Historian Receives Slotkowski Award
AHA Staff, January 2002
From the News column in the January 2002 Perspectives
Richard C. Lukas, noted historian and author of numerous books and articles on Polish history and Polish-Jewish relations, has been named the first recipient of the Kosciuszko Foundation's Joseph B. Slotkowski Publication Fund Achievement Award. Writer, consultant, and lecturer, Lukas was given the honor for his many achievements in promoting Polish history, and principally for his book, The Forgotten Holocaust: The Poles Under German Occupation 1939–1944. (University of Kentucky Press, 1986). The award includes a prize of $2,500.
Lukas's other books include Did The Children Cry? (Hippocrene Books, 1994), Out of the Inferno (University of Kentucky Press, 1989), and From Metternich to the Beatles (New American Library, 1973).
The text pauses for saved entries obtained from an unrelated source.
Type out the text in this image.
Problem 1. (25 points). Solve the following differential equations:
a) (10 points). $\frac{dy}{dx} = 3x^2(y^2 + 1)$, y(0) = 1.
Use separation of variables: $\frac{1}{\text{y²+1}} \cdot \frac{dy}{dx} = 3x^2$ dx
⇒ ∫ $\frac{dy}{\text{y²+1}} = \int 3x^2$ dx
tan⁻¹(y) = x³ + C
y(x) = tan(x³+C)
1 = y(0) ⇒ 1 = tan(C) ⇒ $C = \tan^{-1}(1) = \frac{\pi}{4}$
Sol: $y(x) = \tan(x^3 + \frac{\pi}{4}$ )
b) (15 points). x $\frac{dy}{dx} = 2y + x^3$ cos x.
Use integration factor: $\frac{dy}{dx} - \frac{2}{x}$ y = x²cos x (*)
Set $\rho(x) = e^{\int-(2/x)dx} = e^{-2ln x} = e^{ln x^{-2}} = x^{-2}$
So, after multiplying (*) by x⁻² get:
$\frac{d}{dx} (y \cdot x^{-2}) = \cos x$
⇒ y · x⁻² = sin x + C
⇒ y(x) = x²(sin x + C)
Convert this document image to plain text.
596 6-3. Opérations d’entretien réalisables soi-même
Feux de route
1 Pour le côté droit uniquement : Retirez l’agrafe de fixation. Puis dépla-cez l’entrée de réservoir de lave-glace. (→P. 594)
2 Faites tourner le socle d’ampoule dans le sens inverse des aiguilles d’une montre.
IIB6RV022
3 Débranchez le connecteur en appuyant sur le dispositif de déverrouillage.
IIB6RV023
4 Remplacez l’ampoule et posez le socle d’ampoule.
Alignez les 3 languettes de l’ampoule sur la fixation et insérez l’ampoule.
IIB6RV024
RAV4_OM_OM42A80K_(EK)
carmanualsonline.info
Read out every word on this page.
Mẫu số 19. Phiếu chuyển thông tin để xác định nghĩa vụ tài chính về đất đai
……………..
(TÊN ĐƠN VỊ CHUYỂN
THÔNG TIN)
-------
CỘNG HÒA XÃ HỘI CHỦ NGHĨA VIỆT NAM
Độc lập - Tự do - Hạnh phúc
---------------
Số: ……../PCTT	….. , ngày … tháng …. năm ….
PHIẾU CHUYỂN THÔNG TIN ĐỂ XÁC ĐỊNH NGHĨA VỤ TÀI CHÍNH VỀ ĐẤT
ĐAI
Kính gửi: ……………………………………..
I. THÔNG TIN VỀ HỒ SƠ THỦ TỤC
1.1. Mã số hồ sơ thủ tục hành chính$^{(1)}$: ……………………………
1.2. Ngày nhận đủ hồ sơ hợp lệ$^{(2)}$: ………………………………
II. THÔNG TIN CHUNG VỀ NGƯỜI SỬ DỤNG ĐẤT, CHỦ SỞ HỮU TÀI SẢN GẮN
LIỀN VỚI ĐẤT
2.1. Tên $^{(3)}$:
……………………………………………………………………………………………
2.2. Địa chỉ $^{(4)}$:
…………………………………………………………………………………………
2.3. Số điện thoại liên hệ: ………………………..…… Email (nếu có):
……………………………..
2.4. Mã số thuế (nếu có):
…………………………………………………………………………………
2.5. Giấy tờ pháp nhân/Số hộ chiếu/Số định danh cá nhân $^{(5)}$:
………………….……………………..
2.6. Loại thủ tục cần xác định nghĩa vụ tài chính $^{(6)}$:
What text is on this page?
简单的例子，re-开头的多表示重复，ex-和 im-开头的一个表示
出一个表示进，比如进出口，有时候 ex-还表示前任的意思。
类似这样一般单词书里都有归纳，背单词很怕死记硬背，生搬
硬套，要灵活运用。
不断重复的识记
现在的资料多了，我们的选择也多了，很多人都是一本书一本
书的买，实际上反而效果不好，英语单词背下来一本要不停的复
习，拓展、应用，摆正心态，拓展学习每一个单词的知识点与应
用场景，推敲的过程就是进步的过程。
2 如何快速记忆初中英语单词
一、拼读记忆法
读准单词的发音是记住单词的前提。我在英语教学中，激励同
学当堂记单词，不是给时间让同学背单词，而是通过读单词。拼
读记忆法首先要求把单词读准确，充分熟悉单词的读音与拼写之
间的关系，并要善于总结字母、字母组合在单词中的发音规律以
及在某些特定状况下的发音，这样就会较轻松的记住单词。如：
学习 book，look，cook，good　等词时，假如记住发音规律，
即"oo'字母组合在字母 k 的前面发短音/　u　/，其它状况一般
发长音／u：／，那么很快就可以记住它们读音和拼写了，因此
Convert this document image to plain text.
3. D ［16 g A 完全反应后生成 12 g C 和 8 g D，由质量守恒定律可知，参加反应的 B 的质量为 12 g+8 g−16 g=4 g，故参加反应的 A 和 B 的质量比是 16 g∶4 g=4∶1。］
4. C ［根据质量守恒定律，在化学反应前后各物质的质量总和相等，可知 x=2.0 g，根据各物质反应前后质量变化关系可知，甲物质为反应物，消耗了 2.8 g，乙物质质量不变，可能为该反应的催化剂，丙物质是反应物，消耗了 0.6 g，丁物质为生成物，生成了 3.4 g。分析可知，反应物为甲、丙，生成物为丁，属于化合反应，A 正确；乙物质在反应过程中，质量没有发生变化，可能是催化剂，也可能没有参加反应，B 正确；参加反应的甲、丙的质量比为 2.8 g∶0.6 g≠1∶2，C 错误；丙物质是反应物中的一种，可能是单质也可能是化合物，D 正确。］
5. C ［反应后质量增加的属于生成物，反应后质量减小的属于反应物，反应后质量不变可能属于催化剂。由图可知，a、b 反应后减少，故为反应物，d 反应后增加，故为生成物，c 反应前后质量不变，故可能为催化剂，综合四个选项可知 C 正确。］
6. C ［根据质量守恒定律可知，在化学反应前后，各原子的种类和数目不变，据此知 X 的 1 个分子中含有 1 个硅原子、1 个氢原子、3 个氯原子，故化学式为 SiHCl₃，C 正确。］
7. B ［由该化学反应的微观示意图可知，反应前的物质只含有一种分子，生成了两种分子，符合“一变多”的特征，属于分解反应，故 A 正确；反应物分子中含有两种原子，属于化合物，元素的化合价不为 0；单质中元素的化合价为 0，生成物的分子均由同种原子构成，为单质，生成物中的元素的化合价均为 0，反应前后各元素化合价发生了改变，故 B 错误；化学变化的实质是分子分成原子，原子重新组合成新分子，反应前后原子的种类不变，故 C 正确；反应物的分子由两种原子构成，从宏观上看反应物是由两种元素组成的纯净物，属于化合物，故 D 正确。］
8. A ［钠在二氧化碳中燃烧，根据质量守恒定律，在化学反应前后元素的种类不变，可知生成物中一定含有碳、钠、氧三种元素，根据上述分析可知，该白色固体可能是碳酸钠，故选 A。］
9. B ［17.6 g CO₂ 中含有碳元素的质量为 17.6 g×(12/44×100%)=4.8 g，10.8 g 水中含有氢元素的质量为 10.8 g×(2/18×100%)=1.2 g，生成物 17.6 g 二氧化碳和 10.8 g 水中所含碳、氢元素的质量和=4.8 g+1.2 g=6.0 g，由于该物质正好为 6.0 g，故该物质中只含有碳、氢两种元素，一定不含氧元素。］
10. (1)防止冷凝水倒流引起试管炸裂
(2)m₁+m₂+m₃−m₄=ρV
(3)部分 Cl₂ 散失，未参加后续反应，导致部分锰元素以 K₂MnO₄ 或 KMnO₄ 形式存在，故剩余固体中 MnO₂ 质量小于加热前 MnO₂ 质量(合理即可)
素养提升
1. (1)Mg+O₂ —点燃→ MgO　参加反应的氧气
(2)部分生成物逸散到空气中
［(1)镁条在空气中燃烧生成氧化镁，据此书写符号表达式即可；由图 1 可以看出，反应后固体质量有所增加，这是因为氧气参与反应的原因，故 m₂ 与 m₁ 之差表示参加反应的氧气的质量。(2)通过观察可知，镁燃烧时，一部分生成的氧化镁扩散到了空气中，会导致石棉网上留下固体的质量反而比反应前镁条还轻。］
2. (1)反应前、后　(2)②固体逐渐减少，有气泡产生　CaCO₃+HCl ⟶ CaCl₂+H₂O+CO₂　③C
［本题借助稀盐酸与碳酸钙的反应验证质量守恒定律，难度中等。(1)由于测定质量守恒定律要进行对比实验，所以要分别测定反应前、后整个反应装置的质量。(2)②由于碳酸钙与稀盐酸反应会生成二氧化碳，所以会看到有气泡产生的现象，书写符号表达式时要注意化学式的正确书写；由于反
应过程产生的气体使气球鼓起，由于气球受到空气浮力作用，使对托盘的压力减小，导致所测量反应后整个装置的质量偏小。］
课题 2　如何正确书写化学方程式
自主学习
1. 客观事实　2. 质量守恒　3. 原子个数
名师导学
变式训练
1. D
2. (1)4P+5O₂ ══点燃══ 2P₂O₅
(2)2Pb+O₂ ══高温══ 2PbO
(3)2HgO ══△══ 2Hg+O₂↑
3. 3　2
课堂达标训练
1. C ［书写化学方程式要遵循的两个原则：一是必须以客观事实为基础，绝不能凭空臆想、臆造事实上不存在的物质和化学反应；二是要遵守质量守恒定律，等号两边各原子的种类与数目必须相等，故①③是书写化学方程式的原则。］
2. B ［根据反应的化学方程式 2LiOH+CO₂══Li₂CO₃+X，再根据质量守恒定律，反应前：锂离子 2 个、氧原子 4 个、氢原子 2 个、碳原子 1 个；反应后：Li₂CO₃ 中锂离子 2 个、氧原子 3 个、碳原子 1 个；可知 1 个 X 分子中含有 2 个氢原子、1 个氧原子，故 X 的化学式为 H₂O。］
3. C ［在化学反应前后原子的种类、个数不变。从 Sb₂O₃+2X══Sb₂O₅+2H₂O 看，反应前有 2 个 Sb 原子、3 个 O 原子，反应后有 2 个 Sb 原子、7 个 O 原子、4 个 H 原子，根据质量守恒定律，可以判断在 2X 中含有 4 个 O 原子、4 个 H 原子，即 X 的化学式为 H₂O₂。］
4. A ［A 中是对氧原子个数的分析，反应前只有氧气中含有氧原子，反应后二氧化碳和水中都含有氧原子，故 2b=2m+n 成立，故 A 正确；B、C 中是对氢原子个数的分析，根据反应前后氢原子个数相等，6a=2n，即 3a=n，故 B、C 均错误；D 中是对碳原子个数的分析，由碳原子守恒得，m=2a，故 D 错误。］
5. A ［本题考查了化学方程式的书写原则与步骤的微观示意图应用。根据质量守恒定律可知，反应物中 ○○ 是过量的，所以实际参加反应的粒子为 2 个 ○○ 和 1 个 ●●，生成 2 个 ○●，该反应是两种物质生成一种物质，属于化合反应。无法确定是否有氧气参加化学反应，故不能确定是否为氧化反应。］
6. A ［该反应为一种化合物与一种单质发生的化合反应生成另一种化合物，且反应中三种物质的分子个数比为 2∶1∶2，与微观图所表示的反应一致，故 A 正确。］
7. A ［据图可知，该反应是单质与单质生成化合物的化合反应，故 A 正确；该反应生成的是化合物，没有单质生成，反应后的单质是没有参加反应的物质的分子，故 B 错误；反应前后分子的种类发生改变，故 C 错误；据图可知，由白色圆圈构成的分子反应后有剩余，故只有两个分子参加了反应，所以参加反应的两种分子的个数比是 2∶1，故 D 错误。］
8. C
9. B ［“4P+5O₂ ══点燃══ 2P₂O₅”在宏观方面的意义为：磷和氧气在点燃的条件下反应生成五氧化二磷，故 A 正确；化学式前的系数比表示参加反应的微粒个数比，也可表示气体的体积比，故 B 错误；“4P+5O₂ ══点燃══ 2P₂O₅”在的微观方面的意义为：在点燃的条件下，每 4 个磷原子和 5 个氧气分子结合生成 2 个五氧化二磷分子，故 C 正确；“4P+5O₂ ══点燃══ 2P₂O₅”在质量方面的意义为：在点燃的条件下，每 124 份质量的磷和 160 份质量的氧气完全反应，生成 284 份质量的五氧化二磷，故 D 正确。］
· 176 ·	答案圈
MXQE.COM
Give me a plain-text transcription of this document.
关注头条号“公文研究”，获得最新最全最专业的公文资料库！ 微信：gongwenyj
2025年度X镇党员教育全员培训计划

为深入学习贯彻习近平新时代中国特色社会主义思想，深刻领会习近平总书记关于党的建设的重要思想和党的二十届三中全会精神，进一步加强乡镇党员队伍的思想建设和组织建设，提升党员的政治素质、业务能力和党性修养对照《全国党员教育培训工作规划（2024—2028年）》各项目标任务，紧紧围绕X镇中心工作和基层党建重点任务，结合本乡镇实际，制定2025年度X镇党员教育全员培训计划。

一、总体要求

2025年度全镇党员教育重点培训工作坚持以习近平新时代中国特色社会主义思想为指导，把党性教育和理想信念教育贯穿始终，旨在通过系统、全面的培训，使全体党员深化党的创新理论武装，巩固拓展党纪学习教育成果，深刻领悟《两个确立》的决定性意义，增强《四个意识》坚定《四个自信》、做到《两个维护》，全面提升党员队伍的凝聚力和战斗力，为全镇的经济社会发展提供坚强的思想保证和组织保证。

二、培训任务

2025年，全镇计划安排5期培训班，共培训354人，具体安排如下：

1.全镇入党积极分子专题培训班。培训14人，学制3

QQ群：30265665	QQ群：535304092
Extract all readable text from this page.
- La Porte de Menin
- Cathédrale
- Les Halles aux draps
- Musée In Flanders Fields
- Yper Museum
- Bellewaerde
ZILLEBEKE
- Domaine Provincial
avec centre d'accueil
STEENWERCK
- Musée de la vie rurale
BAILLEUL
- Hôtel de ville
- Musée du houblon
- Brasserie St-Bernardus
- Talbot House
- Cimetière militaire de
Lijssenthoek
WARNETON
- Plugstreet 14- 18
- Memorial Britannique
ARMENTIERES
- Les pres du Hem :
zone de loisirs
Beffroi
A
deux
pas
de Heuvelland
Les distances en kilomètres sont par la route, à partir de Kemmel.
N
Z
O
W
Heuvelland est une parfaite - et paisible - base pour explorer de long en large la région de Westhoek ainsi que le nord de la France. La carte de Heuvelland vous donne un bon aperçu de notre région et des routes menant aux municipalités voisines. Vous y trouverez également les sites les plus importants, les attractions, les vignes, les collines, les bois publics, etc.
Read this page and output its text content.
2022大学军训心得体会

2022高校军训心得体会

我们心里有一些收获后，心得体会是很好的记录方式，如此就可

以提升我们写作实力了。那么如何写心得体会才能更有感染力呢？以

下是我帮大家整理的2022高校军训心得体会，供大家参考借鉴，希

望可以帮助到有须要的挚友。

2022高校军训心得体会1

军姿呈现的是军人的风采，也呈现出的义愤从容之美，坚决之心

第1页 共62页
Writing about The Forgotten Holocaust, the New York Review of Books said, "There is no doubt that from the very beginning of their occupation the Nazis were intent on destroying Poland as a nation, and in his absorbing account of wartime Poland, Richard Lukas outlines the variety of means they employed for that purpose."
After completing his doctoral studies at Florida State University, Lukas served as a Research Consultant at the United States Air Force Historical Archives before joining Tennessee Technological University, where he taught for 20 years. He retired from the University of South Florida in 1995. Among his numerous honors are the Janusz Korczak Literary Award from the Anti-Defamation League of B'nai B'rith (1994), the Polonia Restituta award from the Government of Poland (1988), and the National History Award from the American Institute of Aeronautics and Astronautics. The award was established by Eugene L. Slotkowski to recognize authors whose publications improved relations between ethnic or religious groups. Slotkowski, of Chicago is a trustee emeritus of the Kosciuszko Foundation, and established the fund in memory of his father.